For those interested in a little info about this site: it's a side project that I developed while working on Describing Words and Related Words. Both of those projects are based around words, but have much grander goals. I had an idea for a website that simply explains the word types of the words that you search for - just like a dictionary, but focussed on the part of speech of the words. And since I already had a lot of the infrastructure in place from the other two sites, I figured it wouldn't be too much more work to get this up and running.

The dictionary is based on the amazing Wiktionary project by wikimedia. I initially started with WordNet, but then realised that it was missing many types of words/lemma (determiners, pronouns, abbreviations, and many more). This caused me to investigate the 1913 edition of Websters Dictionary - which is now in the public domain. However, after a day's work wrangling it into a database I realised that there were far too many errors (especially with the part-of-speech tagging) for it to be viable for Word Type.

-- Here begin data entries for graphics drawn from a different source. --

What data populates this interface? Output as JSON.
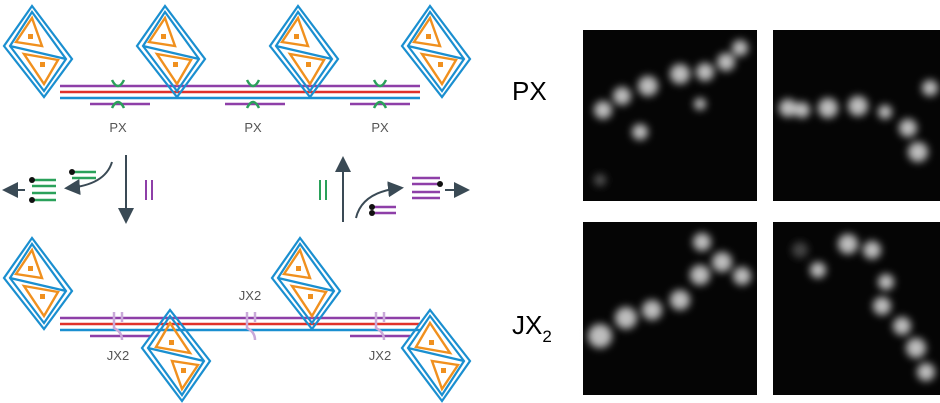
{
  "figure": {
    "top_row": {
      "junction_labels": [
        "PX",
        "PX",
        "PX"
      ]
    },
    "bottom_row": {
      "junction_labels": [
        "JX2",
        "JX2",
        "JX2"
      ]
    },
    "micrographs": {
      "rows": [
        {
          "label": "PX"
        },
        {
          "label": {
            "text": "JX",
            "subscript": "2"
          }
        }
      ]
    }
  }
}
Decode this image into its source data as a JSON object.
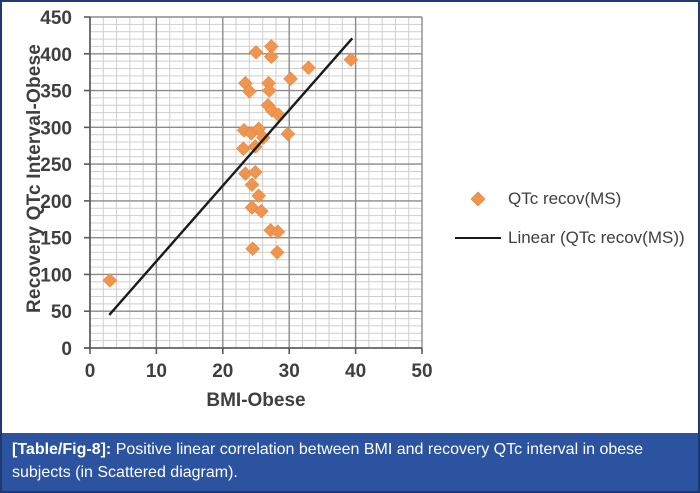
{
  "chart_data": {
    "type": "scatter",
    "xlabel": "BMI-Obese",
    "ylabel": "Recovery QTc Interval-Obese",
    "xlim": [
      0,
      50
    ],
    "ylim": [
      0,
      450
    ],
    "x_ticks": [
      0,
      10,
      20,
      30,
      40,
      50
    ],
    "y_ticks": [
      0,
      50,
      100,
      150,
      200,
      250,
      300,
      350,
      400,
      450
    ],
    "x_minor_step": 2,
    "y_minor_step": 10,
    "grid": true,
    "legend_position": "right-center",
    "series": [
      {
        "name": "QTc recov(MS)",
        "kind": "scatter",
        "marker": "diamond",
        "color": "#F0954E",
        "points": [
          [
            3,
            92
          ],
          [
            23.4,
            360
          ],
          [
            24,
            349
          ],
          [
            26.9,
            360
          ],
          [
            27,
            350
          ],
          [
            25,
            402
          ],
          [
            27.3,
            410
          ],
          [
            27.3,
            396
          ],
          [
            30.2,
            366
          ],
          [
            32.9,
            381
          ],
          [
            39.3,
            392
          ],
          [
            26.8,
            330
          ],
          [
            27.4,
            323
          ],
          [
            28.4,
            317
          ],
          [
            23.2,
            296
          ],
          [
            24.3,
            292
          ],
          [
            25.4,
            298
          ],
          [
            26.1,
            286
          ],
          [
            29.8,
            291
          ],
          [
            23.1,
            271
          ],
          [
            24.9,
            274
          ],
          [
            23.4,
            237
          ],
          [
            24.9,
            239
          ],
          [
            24.4,
            222
          ],
          [
            25.4,
            207
          ],
          [
            24.4,
            191
          ],
          [
            25.8,
            186
          ],
          [
            27.2,
            160
          ],
          [
            28.3,
            158
          ],
          [
            24.5,
            135
          ],
          [
            28.2,
            130
          ]
        ]
      },
      {
        "name": "Linear (QTc recov(MS))",
        "kind": "line",
        "color": "#1a1a1a",
        "points": [
          [
            2.9,
            45
          ],
          [
            39.5,
            421
          ]
        ]
      }
    ],
    "colors": {
      "minor_grid": "#cfcfcf",
      "major_grid": "#8c8c8c",
      "axis": "#595959",
      "tick_text": "#3f3f3f"
    }
  },
  "caption": {
    "tag": "[Table/Fig-8]:",
    "body": " Positive linear correlation between BMI and recovery QTc interval in obese subjects (in Scattered diagram).",
    "background": "#2b53a0",
    "text_color": "#ffffff"
  },
  "frame": {
    "border_color": "#1e3a6e",
    "background": "#ffffff"
  }
}
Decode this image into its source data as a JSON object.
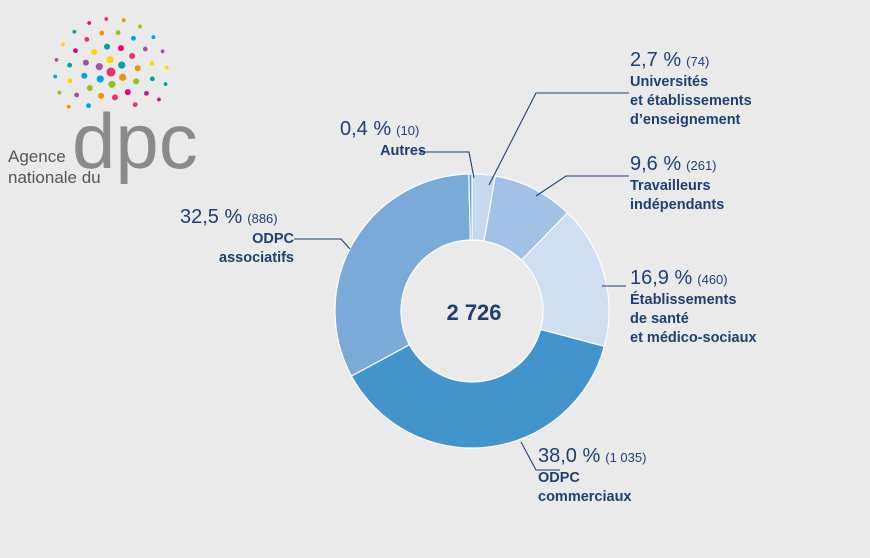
{
  "logo": {
    "line1": "Agence",
    "line2": "nationale du",
    "brand": "dpc",
    "dot_colors": [
      "#e8336d",
      "#f39200",
      "#95c11f",
      "#009fe3",
      "#a3529b",
      "#ffd500",
      "#00a19a",
      "#e6007e"
    ]
  },
  "chart_data": {
    "type": "pie",
    "variant": "donut",
    "center_label": "2 726",
    "slices": [
      {
        "pct_label": "2,7 %",
        "count_label": "(74)",
        "lines": [
          "Universités",
          "et établissements",
          "d’enseignement"
        ],
        "value": 74,
        "percent": 2.7,
        "color": "#c6d8ee"
      },
      {
        "pct_label": "9,6 %",
        "count_label": "(261)",
        "lines": [
          "Travailleurs",
          "indépendants"
        ],
        "value": 261,
        "percent": 9.6,
        "color": "#a1c2e6"
      },
      {
        "pct_label": "16,9 %",
        "count_label": "(460)",
        "lines": [
          "Établissements",
          "de santé",
          "et médico-sociaux"
        ],
        "value": 460,
        "percent": 16.9,
        "color": "#d0def2"
      },
      {
        "pct_label": "38,0 %",
        "count_label": "(1 035)",
        "lines": [
          "ODPC",
          "commerciaux"
        ],
        "value": 1035,
        "percent": 38.0,
        "color": "#4393cc"
      },
      {
        "pct_label": "32,5 %",
        "count_label": "(886)",
        "lines": [
          "ODPC",
          "associatifs"
        ],
        "value": 886,
        "percent": 32.5,
        "color": "#7aaad8"
      },
      {
        "pct_label": "0,4 %",
        "count_label": "(10)",
        "lines": [
          "Autres"
        ],
        "value": 10,
        "percent": 0.4,
        "color": "#5c9bd1"
      }
    ]
  }
}
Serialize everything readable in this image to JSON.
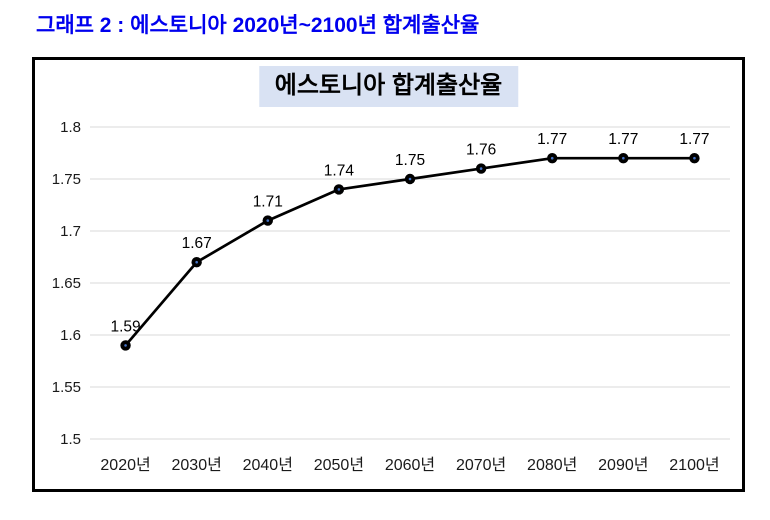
{
  "header": {
    "title": "그래프 2 : 에스토니아 2020년~2100년 합계출산율"
  },
  "chart": {
    "title": "에스토니아 합계출산율"
  },
  "colors": {
    "header_text": "#0000EE",
    "chart_title_bg": "#D9E2F3",
    "chart_border": "#000000",
    "line": "#000000",
    "marker_fill": "#000000",
    "marker_center": "#4472C4",
    "gridline": "#D9D9D9"
  },
  "chart_data": {
    "type": "line",
    "title": "에스토니아 합계출산율",
    "categories": [
      "2020년",
      "2030년",
      "2040년",
      "2050년",
      "2060년",
      "2070년",
      "2080년",
      "2090년",
      "2100년"
    ],
    "series": [
      {
        "name": "합계출산율",
        "values": [
          1.59,
          1.67,
          1.71,
          1.74,
          1.75,
          1.76,
          1.77,
          1.77,
          1.77
        ]
      }
    ],
    "point_labels": [
      "1.59",
      "1.67",
      "1.71",
      "1.74",
      "1.75",
      "1.76",
      "1.77",
      "1.77",
      "1.77"
    ],
    "xlabel": "",
    "ylabel": "",
    "ylim": [
      1.5,
      1.8
    ],
    "ytick_values": [
      1.5,
      1.55,
      1.6,
      1.65,
      1.7,
      1.75,
      1.8
    ],
    "ytick_labels": [
      "1.5",
      "1.55",
      "1.6",
      "1.65",
      "1.7",
      "1.75",
      "1.8"
    ],
    "grid": true,
    "legend_position": "none"
  }
}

Finally, I went back to Wiktionary - which I already knew about, but had been avoiding because it's not properly structured for parsing. That's when I stumbled across the UBY project - an amazing project which needs more recognition. The researchers have parsed the whole of Wiktionary and other sources, and compiled everything into a single unified resource. I simply extracted the Wiktionary entries and threw them into this interface! So it took a little more work than expected, but I'm happy I kept at it after the first couple of blunders.

Special thanks to the contributors of the open-source code that was used in this project: the UBY project (mentioned above), @mongodb and express.js.

Currently, this is based on a version of wiktionary which is a few years old. I plan to update it to a newer version soon and that update should bring in a bunch of new word senses for many words (or more accurately, lemma).